In this unique collaboration, four authors lyrically explore where they each come from—literally and metaphorically. Richly layered illustrations connect past and present in this accessible and visually striking look at history, family, and identity.

Best Believe: The Tres Hermanas, a Sisterhood for the Common Good

Grades 1-4

Rhythmic verse presents three sisters who moved from Puerto Rico to New York City as children and grew up to be pioneering activists in their Bronx community, focusing on schools, libraries, and the arts. Also available in Spanish: Cree: Las Tres Hermanas, una hermandad para el bien común.

Finding Refuge: Real-Life Immigration Stories from Young People

Grades 6-12

English teacher Victorya Rouse has assembled a collection of true stories told by teens who know firsthand what it means to leave a beloved but unsafe homeland for a distant place where everyone speaks another language.

Just Another Story: A Graphic Migration Account

Grades 9-12

When Carlos was nineteen, his mother decided to leave her life in El Salvador. Refusing to let her go without him, Carlos joined her journey north. Together they experienced the risks countless people face as they migrate. Also available in Spanish: Una historia más: Un relato gráfico de migración.

Nonfiction Resources

Information is empowering. Resource your students with these books about immigration, refugees, deportation, and more.

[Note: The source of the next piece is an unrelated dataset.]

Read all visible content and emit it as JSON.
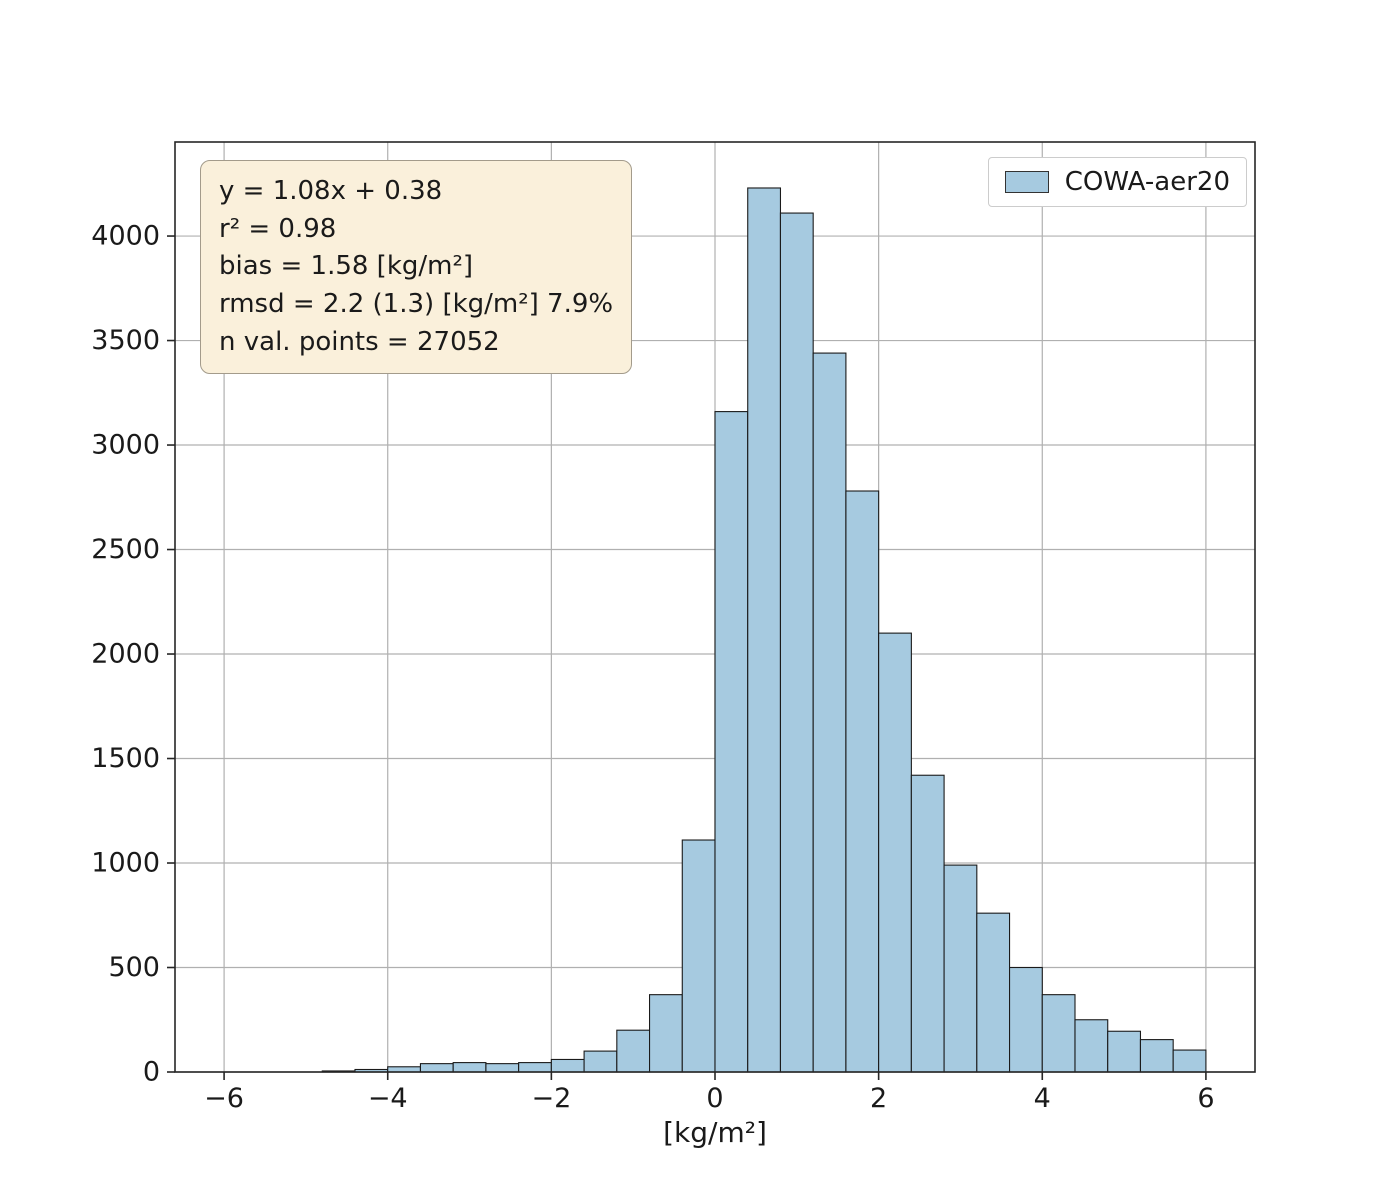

Immigration, Refugees, and the Fight for a Better Life

Grades 4-8

Learn about immigration and refugee resettlement within the United States and throughout the world. Follow both historical and recent large migrations, understand the challenges of life in a new country, and see how activists fight for immigrants’ and refugees’ rights. Also available in Spanish.

How to Help Refugees

Grades 6-10

The refugee crisis is one of the most pressing of twenty-first century global issues—and how we help refugees is one of the most-debated topics of our time. This book explores that issue and puts forward solutions for how we can better manage the crisis of displaced people.

Crossing Borders: Navigating Immigration in North America

Grades 6-12

Immigration is one of the most debated topics around. Discover the history of immigration to North America and dive into who immigrates and why, how it impacts the communities they join, and what kinds of legislation and social attitudes affect it.

Walls and Welcome Mats: Immigration and the American Dream

Grades 8-12

Examine the United States’ history of immigration, as well as the backlash that so many immigrants have faced, while also understanding the optimism that leads people to seek a better future in a new land.